Abbas, 54 ans, est retraité de l’armée de l’air. «Je veux bien vous répondre parce que vous êtes français. Si vous aviez été britannique ou américain, ça n’aurait pas été la même chose, parce que je ne leur fais pas confiance. Mais j’espère que la France va vraiment tenir les promesses des négociations sur le nucléaire, même si Peugeot, qui est français, n’avait pas tenu ses promesses d’il y a quelques années. J’espère que tous les Européens vont tenir les promesses qu’ils nous ont faites et qu’ils vont mieux se comporter vis-à-vis de tous les réfugiés syriens, car je ne comprends pas comment vous pouvez regarder ces gens mourir dans la mer ou dans le désert sans rien faire.
«J’attends de ces élections la liberté pour notre pays.

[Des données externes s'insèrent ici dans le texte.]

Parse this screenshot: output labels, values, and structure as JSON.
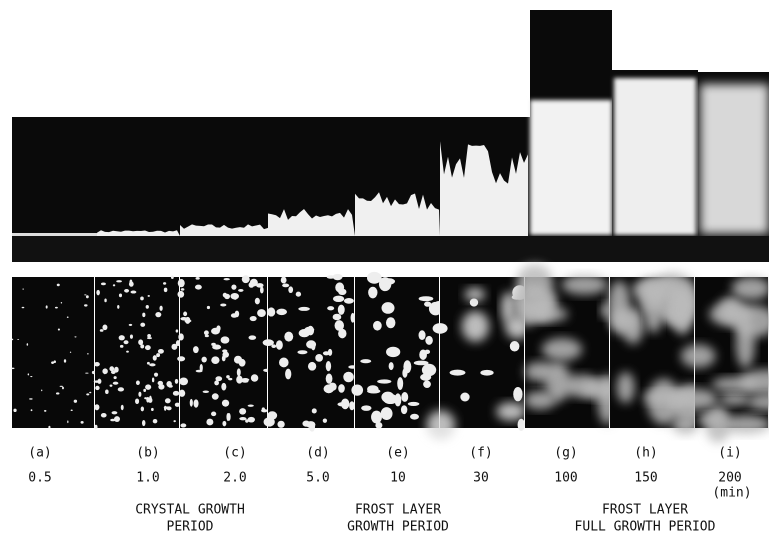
{
  "panels": [
    {
      "label": "(a)",
      "time": "0.5"
    },
    {
      "label": "(b)",
      "time": "1.0"
    },
    {
      "label": "(c)",
      "time": "2.0"
    },
    {
      "label": "(d)",
      "time": "5.0"
    },
    {
      "label": "(e)",
      "time": "10"
    },
    {
      "label": "(f)",
      "time": "30"
    },
    {
      "label": "(g)",
      "time": "100"
    },
    {
      "label": "(h)",
      "time": "150"
    },
    {
      "label": "(i)",
      "time": "200"
    }
  ],
  "unit": "(min)",
  "periods": [
    {
      "lines": [
        "CRYSTAL GROWTH",
        "PERIOD"
      ]
    },
    {
      "lines": [
        "FROST LAYER",
        "GROWTH PERIOD"
      ]
    },
    {
      "lines": [
        "FROST LAYER",
        "FULL GROWTH PERIOD"
      ]
    }
  ]
}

Et je vote aussi pour adresser un avertissement au futur président américain. Peu importe qu’il soit républicain ou démocrate, il faut qu’il sache qu’il ne pourra pas forcer l’Iran à faire quoi que ce soit. J’ai voté pour des gens sur lesquels j’ai fait des recherches et dont je suis sûr qu’ils vont bien servir le pays, peu importe s’il s’agit de conservateurs ou de réformateurs.»
«Nous sommes venues voter aujourd’hui car nous sommes cousines du candidat Vahid Drakhshahmdi, qui est un indépendant. Nous allons donc voter pour lui ainsi que pour Aref, la tête de la liste de l’espoir. Nous attendons du Parlement qu’il trouve des emplois et des logements pour les jeunes comme nous.»
«J’ai voté pour montrer que je fais face à l’ennemi. L’ennemi, c’est l’Amérique, mais attention, pas le peuple américain, seulement les personnes qui détiennent le pouvoir. Je ne peux pas vous dire pour qui j’ai voté exactement, mais j’ai voté pour ceux qui suivent la pensée de notre Imam Khomeiny. Je veux d’ailleurs remercier la France et particulièrement les gens de Neauphle-le-Château de l’avoir accueilli. Vous savez, cette compétition entre conservateurs et réformistes, c’est davantage pour la galerie. Les gens se mobilisent en pensant qu’il y a un enjeu, mais en réalité tous nos candidats suivent les principes de la révolution islamique, donc ça ne change pas grand-chose de voter pour une liste ou pour une autre. L’essentiel, c’est de suivre les règles du Guide.»
«Je préfère ne pas dire pour qui j’ai voté. Je suis juste venu voter pour pouvoir décider de l’avenir de mon pays, et pour que le prochain Parlement vote des lois qui permettront aux jeunes comme nous de trouver des emplois.»
« Nous avons voté parce que nous sommes religieuses, que nous obéissons à notre Guide et que nous voulons pouvoir choisir notre destin. Nous ne pouvons pas dire pour qui nous avons voté, mais c’était pour les bonnes personnes. »
«Je suis venu jusqu’au bureau de vote, mais je ne vais inscrire aucun nom et voter blanc. Ces élections ne m’intéressent pas et je ne me suis pas renseigné. Je suis simplement là parce que, quand vous votez, ils mettent un tampon sur vos papiers d’identité et que ce tampon peut être utile si vous postulez à certains postes, notamment dans la fonction publique.»